I’m watching Fogo from a distance.
I’m waiting before I convince myself it’s a must-own.
I’m looking at it the way I look at any serious investment — slowly, carefully, without emotion.
I’ve been studying how it runs on the Solana Virtual Machine and what that really gives it.
I focus less on hype and more on what the numbers will look like two or three years from now.
From a technical perspective, it’s hard not to be impressed.
Using the Solana Virtual Machine means developers don’t have to start from scratch. The tooling already exists. The execution model is proven. It’s fast, efficient, and familiar. That reduces friction, and friction is often what kills new chains early.
The foundation looks solid. It feels engineered with intent rather than assembled for marketing. That matters to me. Strong infrastructure increases the odds of real adoption.
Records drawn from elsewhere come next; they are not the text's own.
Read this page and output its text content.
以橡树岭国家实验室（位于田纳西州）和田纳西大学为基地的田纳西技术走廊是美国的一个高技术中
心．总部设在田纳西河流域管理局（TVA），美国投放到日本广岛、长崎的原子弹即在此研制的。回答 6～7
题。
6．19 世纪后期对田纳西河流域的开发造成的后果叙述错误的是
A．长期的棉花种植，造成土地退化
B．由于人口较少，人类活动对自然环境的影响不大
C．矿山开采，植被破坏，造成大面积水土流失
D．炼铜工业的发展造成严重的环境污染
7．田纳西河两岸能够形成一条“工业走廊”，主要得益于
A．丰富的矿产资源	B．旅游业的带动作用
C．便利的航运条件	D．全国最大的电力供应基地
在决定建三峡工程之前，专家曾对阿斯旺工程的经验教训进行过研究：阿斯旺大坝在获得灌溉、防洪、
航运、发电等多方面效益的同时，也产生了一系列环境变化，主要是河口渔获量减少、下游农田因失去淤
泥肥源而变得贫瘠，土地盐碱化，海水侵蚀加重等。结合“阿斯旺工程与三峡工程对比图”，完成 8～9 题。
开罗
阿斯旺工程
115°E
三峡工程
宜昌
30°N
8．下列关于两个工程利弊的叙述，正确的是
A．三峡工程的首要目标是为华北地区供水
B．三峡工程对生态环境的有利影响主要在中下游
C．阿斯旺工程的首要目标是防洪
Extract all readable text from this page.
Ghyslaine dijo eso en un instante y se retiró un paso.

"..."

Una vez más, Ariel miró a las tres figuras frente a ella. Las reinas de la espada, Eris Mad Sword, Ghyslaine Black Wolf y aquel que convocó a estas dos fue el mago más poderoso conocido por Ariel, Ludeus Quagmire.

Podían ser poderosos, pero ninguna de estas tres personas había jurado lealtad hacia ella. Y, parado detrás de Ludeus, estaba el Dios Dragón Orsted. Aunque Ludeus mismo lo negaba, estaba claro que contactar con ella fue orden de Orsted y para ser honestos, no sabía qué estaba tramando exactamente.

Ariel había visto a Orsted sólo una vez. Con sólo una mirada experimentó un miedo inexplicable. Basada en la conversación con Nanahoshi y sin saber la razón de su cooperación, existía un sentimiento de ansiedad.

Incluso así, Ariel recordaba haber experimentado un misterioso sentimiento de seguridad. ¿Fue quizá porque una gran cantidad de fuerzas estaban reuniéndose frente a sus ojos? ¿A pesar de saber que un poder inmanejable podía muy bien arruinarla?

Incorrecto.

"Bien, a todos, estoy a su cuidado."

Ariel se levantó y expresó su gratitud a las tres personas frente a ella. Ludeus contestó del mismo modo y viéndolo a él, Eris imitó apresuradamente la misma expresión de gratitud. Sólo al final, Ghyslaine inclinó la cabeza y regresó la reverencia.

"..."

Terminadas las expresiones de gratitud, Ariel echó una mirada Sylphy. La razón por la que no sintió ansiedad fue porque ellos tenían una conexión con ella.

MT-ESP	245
But technology is only one side of the
equation.
When I shift my attention to tokenomics, the tone changes. If roughly 38% of supply is circulating, that means the majority is still locked. Around 62% of the eventual supply hasn’t fully entered the market yet. That’s not a small detail — it’s future dilution waiting on a calendar.
Every unlock event changes the supply-demand balance. Core contributors with multi-year vesting are normal in crypto, but cliffs create moments of pressure. Advisors unlocking early adds another layer. Institutional allocations eventually become liquid. The foundation treasury holds strategic reserves.
None of this means they will sell. But markets don’t price intentions — they price liquidity.
Then there’s staking. High yields feel attractive, especially in the early stages of a network. But those rewards are paid in tokens. If emissions are meaningful and network revenue doesn’t scale at the same pace, inflation slowly expands the effective supply. It doesn’t feel dramatic. It just quietly reduces scarcity.
Governance is another piece I can’t ignore. If a concentrated group controls a large portion of tokens, they effectively control decision-making. That might create stability early on, but it also means true decentralization takes time. Until distribution widens, influence remains concentrated.
I’m not dismissing Fogo. The technology has real strengths. SVM compatibility gives it a serious head start in attracting builders. Performance matters. Execution quality matters.
But I invest based on how value flows. I compare circulating market cap to fully diluted valuation. I map unlock schedules against expected ecosystem growth. I ask whether demand can realistically absorb new supply over the next few years.
I’m not rushing. I’m not attacking. I’m simply observing and calculating.
Because in crypto, it’s rarely the code that tests your patience. It’s the math.